Many of the Pilgrims joined the Puritans right
here at the signing of the Mayflower Compact. The signing of the Mayflower Compact.

THE PURITANS
IN THE
NEW WORLD
AND THE
MAYFLOWER
COMPACT

An essay by Gavin Finley MD
endtimepilgrim.org




1. Puritan History, Past, Present and Future. An Introduction to this study.
2. John Winthrop and the Puritan dream of a shining 'city upon a hill'.
3. 'Manifest Destiny' is rooted in the Puritan dream of a 'nation under God'.
4. The Puritan belief in a 'Nation Under God' goes back to ancient Israel.
5. Gutenberg, Bibles and the Reformation bring in the Pilgrims and Puritans.
6. The Puritans rise up in the 1600's to dominate English Parliament.
7. The Puritan Army goes to battle against the king in the English Civil War.
8. The Puritan Army wears yellow ribbons and sashes in the English Civil War.
9. The Puritan Religion supports Parliament in the English Civil War.
10. Puritans vs. Pilgrims. Similarities and differences.
11. The Puritans in the New World and the signing of the Mayflower Compact.
12. Puritan belief and the American Revolution vs. the French Revolution.
13. America's Puritans today and the 'Religious Right'
14. The abortion issue and America's Puritans today
15. Today's Puritans and the expansion of America's global peacemaking role.
16. Today's American Puritans and the rise of Dominion Theology
17. Puritan belief and the future history of America.
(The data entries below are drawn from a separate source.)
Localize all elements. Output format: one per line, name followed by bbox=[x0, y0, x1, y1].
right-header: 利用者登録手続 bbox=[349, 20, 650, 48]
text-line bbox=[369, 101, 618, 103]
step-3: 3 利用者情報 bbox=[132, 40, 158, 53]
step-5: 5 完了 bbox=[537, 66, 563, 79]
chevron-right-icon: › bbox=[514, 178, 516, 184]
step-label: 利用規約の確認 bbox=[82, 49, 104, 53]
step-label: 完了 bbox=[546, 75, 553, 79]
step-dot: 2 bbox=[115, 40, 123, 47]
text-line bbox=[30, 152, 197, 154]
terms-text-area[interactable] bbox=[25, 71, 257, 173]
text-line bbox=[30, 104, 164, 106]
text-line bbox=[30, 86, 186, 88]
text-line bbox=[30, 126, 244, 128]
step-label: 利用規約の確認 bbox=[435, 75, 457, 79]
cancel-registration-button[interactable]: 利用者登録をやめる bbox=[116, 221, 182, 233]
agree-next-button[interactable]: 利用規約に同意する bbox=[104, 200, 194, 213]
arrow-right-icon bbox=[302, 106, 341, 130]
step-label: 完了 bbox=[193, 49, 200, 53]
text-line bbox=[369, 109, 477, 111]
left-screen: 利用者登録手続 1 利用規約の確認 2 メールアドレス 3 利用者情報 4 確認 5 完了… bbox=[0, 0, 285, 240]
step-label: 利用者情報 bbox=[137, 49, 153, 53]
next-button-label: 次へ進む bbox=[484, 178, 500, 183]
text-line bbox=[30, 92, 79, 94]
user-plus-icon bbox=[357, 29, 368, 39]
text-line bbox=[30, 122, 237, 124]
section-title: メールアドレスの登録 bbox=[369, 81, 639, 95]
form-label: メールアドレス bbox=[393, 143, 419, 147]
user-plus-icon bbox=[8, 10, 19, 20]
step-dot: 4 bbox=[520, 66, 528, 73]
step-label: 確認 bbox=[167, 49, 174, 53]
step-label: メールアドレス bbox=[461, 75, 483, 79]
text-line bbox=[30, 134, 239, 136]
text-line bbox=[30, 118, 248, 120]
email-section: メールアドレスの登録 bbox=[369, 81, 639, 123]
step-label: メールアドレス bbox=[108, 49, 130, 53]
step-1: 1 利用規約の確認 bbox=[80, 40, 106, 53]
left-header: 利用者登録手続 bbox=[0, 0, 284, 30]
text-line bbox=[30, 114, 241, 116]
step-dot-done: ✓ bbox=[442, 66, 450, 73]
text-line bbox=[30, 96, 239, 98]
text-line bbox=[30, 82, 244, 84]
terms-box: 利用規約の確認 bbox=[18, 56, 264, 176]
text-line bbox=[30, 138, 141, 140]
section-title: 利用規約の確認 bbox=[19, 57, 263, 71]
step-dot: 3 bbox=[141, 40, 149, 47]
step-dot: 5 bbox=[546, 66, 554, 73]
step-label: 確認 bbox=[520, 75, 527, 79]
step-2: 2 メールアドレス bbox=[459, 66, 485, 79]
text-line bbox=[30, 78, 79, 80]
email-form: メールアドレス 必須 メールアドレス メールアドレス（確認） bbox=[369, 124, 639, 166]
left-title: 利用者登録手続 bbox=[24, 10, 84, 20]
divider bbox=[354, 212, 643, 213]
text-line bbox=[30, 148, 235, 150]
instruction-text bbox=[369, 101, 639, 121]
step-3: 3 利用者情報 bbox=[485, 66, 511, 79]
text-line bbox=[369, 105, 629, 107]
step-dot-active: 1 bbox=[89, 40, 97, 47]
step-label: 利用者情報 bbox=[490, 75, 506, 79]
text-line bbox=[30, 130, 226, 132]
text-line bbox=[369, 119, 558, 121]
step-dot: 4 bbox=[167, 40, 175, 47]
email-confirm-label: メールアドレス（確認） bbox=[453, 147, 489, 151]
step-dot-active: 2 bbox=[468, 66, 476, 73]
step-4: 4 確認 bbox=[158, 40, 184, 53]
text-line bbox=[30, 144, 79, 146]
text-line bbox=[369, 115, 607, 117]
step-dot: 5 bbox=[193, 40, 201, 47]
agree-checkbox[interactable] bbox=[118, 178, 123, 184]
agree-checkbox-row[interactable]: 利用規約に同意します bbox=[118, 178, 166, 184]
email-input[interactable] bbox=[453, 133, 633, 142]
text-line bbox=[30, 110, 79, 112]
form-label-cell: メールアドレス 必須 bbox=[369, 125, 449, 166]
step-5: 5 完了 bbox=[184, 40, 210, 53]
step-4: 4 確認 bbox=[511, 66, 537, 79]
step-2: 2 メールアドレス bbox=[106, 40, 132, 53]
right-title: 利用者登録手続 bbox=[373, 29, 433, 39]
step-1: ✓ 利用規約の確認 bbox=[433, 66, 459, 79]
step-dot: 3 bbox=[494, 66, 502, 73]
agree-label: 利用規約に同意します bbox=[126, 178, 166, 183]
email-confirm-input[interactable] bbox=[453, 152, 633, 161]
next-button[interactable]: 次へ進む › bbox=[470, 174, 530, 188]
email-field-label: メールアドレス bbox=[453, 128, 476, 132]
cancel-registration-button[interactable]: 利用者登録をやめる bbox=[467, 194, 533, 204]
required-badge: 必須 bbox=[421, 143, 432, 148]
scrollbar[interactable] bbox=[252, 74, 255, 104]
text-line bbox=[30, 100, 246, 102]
UPON THEIR ARRIVAL AND SETTING FORTH IN THE NEW WORLD THE
"FOREFATHERS" SIGNED A DOCUMENT. THIS WAS THE COVENANT KNOWN
AS THE 'MAYFLOWER COMPACT'. THEY WERE BINDING THEMSELVES
TOGETHER AND BEFORE GOD AS 'ONE BODY POLITICK'. THIS BECAME
A FOUNDATIONAL PRINCIPLE FOR ESTABLISHING THE AMERICAN NATION.

As we have seen, the Puritans were politically active Christians of the established English Church. They had big dreams for a new Christian settlement in the New World. In the 1630's to 1650's they had tried to establish a new Parliamentary system in England established on the sure foundation of Biblical Christianity. But they had been disappointed. King Charles 1 had not been willing to do any sovereignty sharing whatsoever. They had then tangled with the king in the political arena and then on the battlefield. The Puritans had won the English Civil War. But their experiment in Parliamentary democracy had failed due to internal corruption and a lack of visible leadership before the people. Oliver Cromwell had then come to the fore. He dissolved Parliament and England went under the rule of a somewhat benign Puritan dictatorship. This Christian republic was not sustainable. With the death of Cromwell 5 years later Charles II came to the throne and the monarchy was reinstated.

After Cromwell things had slipped back into the same old pattern of aristocratic and church elitism with its inevitable corruption. Their dreams and their efforts for a righteous Christian republic ruled by a representative government of Godly, wise and uncorrupted statesmen had not been realized. Was this an impossible dream?

Even as the Puritan dreams for England were fading their dreams for a new life in the English colonies was on the rise. A group of Puritans had settled Jamestown in 1611. Then in 1620 the separatist Puritan congregation from Scrooby, via Leiden, Holland, set sail for the New World aboard the Mayflower. They came to be called the Pilgrims. But early historians had also called them "Forefathers".

There is no doubt that during their passage to new lands in America they were truly Pilgrims and strangers on a journey into an unknown land. But as they established themselves together and before God in the New World they were transformed by their new situation and the necessity for new political bonds. Once again they became politically active as nation builders. As they began to organize themselves and covenant together their true Puritan identity returned to the fore.

Like many who would come after them they pursued their quest to fashion a 'nation under God', even a 'city on a hill' based on a Biblical Christian faith. By God's grace they had crossed the Atlantic Ocean and arrived safely to drop anchor at Plymouth Rock. From there they would set foot into the New World.

Before them lay an entirely new continent. It offered them all a new and fresh opportunity. Surely here in the American colonies they could begin to establish the model Christian society they had dreamed of. It would be based upon a simple congregational government of the sort that had eluded them back in England.

As they gathered on board the Mayflower to lay out the basis for their Christian government their dream took on political form in that famous document known as the 'Mayflower Compact'. This document was more than just a document for them and their colony. The Mayflower Compact was a type and a pattern of things to come. It crystallized the hopes and the aspirations of many Christians of Biblical Christian faith who would come after them.